Apple’s Value Proposition that Could Save Lives

Earlier this month, news from Shanghai reported a Chinese woman electrocuted by a faulty, and suspected counterfeit, iPhone charger.

Following reports of the electrocution death, a similar incident the next week left another person in a coma.

At this point, Apple’s stronghold in its second largest market, China, was anything but secure. Instead of taking a major hit to its bottom line, Apple was able to turn this disaster into an opportunity, by launching a buyback program for fake iPhone chargers.

In a statement, the company said, “Recent reports have suggested that some counterfeit and third party adapters may not be designed properly and could result in safety issues. While not all third party adapters have an issue, we are announcing a USB Power Adapter Takeback Program to enable customers to acquire properly designed adapters.”

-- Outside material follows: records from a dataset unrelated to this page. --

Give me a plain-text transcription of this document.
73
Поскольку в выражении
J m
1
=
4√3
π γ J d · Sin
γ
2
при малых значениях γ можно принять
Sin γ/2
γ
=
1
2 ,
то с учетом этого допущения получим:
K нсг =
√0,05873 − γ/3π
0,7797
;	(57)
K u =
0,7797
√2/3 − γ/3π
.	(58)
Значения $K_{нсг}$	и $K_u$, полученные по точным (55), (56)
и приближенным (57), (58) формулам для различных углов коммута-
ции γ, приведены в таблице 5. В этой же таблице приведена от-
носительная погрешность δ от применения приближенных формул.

Starting August 16, Apple announced that it will offer customers the option to swap their third-party chargers for a certified Apple charger. The program is set to run through October 18 and users will be able to make the exchange for $10—half the usual price of their iPod, iPad, and iPhone chargers. Customers will have to bring in their Apple gadgets, each containing a unique serial number, and the exchange will be limited to one discounted charger per device.

By offering to buy back all third-party chargers, even those made by legitimate vendors like Belkin and Griffin, “Apple is cementing its own super-premium-priced chargers as the gold standard,” said Adam Pasick of

This value proposition that Apple’s buyback program offers may not only be a lifesaver, literally, but potentially could become a game changer for the brand.

Even at 50% off, reports say, the company stands to make a profit. The components in Apple’s “high-quality” chargers only cost a dollar more to manufacture than Samsung’s chargers, which retails for $6 to $10. Not to mention, the renewed surge of traffic to stores, with Apple users trading in their chargers, may further boost the bottom line. In Apple’s first quarter, for every customer that entered the store, the company collected $57.60 in revenue.

After all, even the consumer with the greatest willpower, when faced with the newest gadgets on the Apple store’s floor, would have a hard time leaving empty handed.